Movie adaptations of classic texts can be disappointing. Transitioning from one form to the next is dangerous, particularly when nothing original arises from the outgoing medium. Sometimes it’s as if the filmmakers have left the camera pointed at a stage-play or between the pages of a book. But the 1958 film adaptation of Look Back in Anger is a masterful translation of John Osborne’s (now-)classic play – incorporating the essence of the newly-emerging British New Wave and continuing the legacy of the “angry young men” literary movement.
Set in the grey and wet city of Derby, sweet-seller Jimmy Porter (Richard Burton) lives with his wife Alison (Mary Ure) and best friend Cliff (Gary Raymond). He is a stern, explosive individual – consistently aggressive and searingly misogynistic, even by the standards of 1958. Alison feels tired and trapped by him, never finding the right opportunity to say she’s carrying his child. And when she invites her actress friend Helena (Claire Bloom) to stay in their cramped apartment, the friction between them increases.
Screenwriter Nigel Kneale had a potentially-devastating task on his hands. Mostly known for penning sci-fi and horror scripts for the BBC, he then entered the territory of the kitchen sink drama. And from a theatre production too, which don’t often accommodate a filmic substance. Even recent adaptations, like Eric Styles’ That Good Night, can’t get it right – drowning in a mediocre piece of filmed theatre. But Kneale and British New Wave director Tony Richardson (in his first cinema release) creates something original, contextual, and breathtakingly cinematic.
Kneale expands the stage, bringing life to scenarios merely mentioned in the play. He adds scenes between Jimmy and his mother (Edith Evans) who’s suddenly hit by a stroke, leading into the most heart-wrenching scene in the film. Kneale even adds characters of his own to reflect their time and place, namely the Indian clothes-seller (S.P. Kapoor) who sets up shop next to Jimmy in the market. Although his character has been written off by some critics as superfluous, he is key to the setting. And the inevitable racism strongly resonates with modern audiences. How can it not, in today’s world?
Jimmy encapsulates the Brit version of the Kerouac-y archetype – the partially crazy, anti-establishment aggressor. He never wants to change his situation in fear of bowing down to the money-makers at the top. Tony Richardson would expand on this with the character of Colin Smith in The Loneliness of the Long Distance Runner (1962), and you can imagine him and Jimmy being best mates.

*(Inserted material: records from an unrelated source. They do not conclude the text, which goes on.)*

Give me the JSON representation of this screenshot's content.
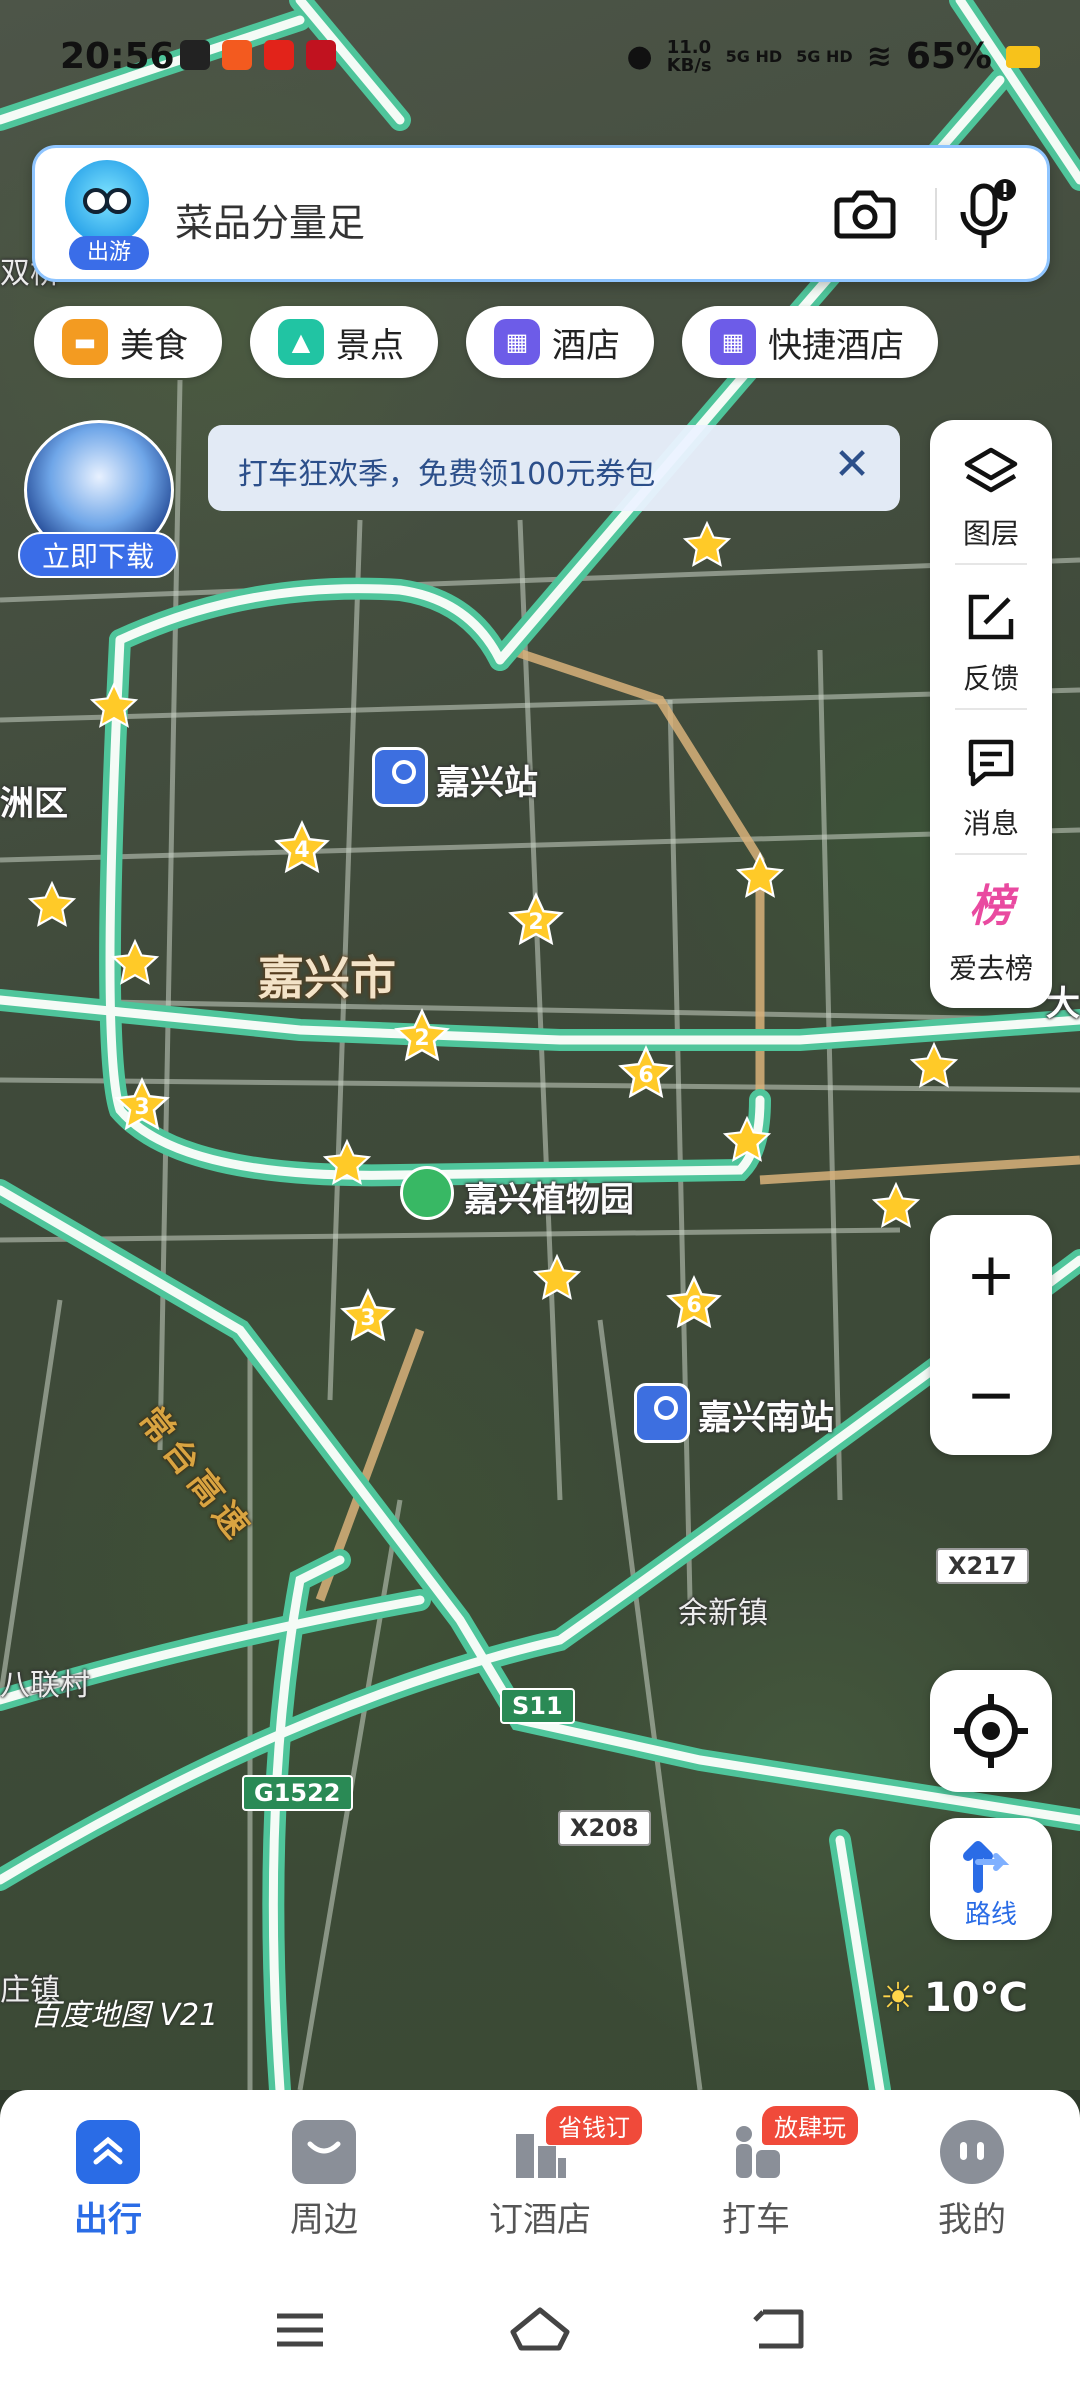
{
  "status_bar": {
    "time": "20:56",
    "net_speed_top": "11.0",
    "net_speed_unit": "KB/s",
    "sim1": "5G HD",
    "sim2": "5G HD",
    "battery": "65%"
  },
  "search": {
    "mode_tag": "出游",
    "placeholder": "菜品分量足"
  },
  "chips": [
    {
      "label": "美食",
      "icon": "food-icon",
      "color": "#f39b21"
    },
    {
      "label": "景点",
      "icon": "scenery-icon",
      "color": "#21c4a3"
    },
    {
      "label": "酒店",
      "icon": "hotel-icon",
      "color": "#6d5ce8"
    },
    {
      "label": "快捷酒店",
      "icon": "budget-hotel-icon",
      "color": "#6d5ce8"
    }
  ],
  "banner": {
    "text": "打车狂欢季，免费领100元券包",
    "close": "✕"
  },
  "ad": {
    "cta": "立即下载"
  },
  "tools": [
    {
      "label": "图层",
      "icon": "layers-icon"
    },
    {
      "label": "反馈",
      "icon": "feedback-icon"
    },
    {
      "label": "消息",
      "icon": "message-icon"
    },
    {
      "label": "爱去榜",
      "icon": "ranking-icon",
      "glyph": "榜"
    }
  ],
  "zoom": {
    "in": "+",
    "out": "−"
  },
  "route": {
    "label": "路线"
  },
  "weather": {
    "temp": "10℃"
  },
  "brand": "百度地图 V21",
  "map": {
    "city": "嘉兴市",
    "labels": {
      "jiaxing_station": "嘉兴站",
      "botanical": "嘉兴植物园",
      "south_station": "嘉兴南站",
      "yuxin": "余新镇",
      "bailian": "八联村",
      "district_partial": "洲区",
      "town_partial": "双桥",
      "town_bottom_left": "庄镇",
      "big_partial": "大",
      "expressway": "常台高速"
    },
    "shields": {
      "x217": "X217",
      "s11": "S11",
      "g1522": "G1522",
      "x208": "X208"
    },
    "star_counts": [
      "4",
      "2",
      "2",
      "6",
      "3",
      "3",
      "6"
    ],
    "colors": {
      "road": "#55d3a8",
      "arterial": "#c9d2c4",
      "star": "#ffca28",
      "accent": "#2a6ce6"
    }
  },
  "bottom_nav": [
    {
      "label": "出行",
      "icon": "travel-icon",
      "active": true
    },
    {
      "label": "周边",
      "icon": "nearby-icon"
    },
    {
      "label": "订酒店",
      "icon": "hotel-booking-icon",
      "badge": "省钱订"
    },
    {
      "label": "打车",
      "icon": "taxi-icon",
      "badge": "放肆玩"
    },
    {
      "label": "我的",
      "icon": "profile-icon"
    }
  ]
}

But the verbally-abusive misogynist who’s raining with tears on the inside has become less appealing in recent years. Kneale builds Jimmy better than Osborne, and Richard Burton performs him with such verve and terror and humour – but he’s not as sympathetic as the film wants him to be. You can’t help but be more interested in the female characters, especially Alison. And Helena is barely explored at all (not even Kneale can explain her sudden love for Jimmy).
And yet, Look Back in Anger is one of the most important British films of the period – rising from the ashes of the Free Cinema documentary movement of the ‘50s. Through renowned cinematographer Oswald Morris, Tony Richardson gives us a bleak and damp vision of England – perhaps overly stylised compared to his later work, but evocative nonetheless. It is a stirring adaptation of an unexceptional play.
Look Back in Anger is showing as part of the BFI’s Woodfall season, 2nd April – 12th April 2018.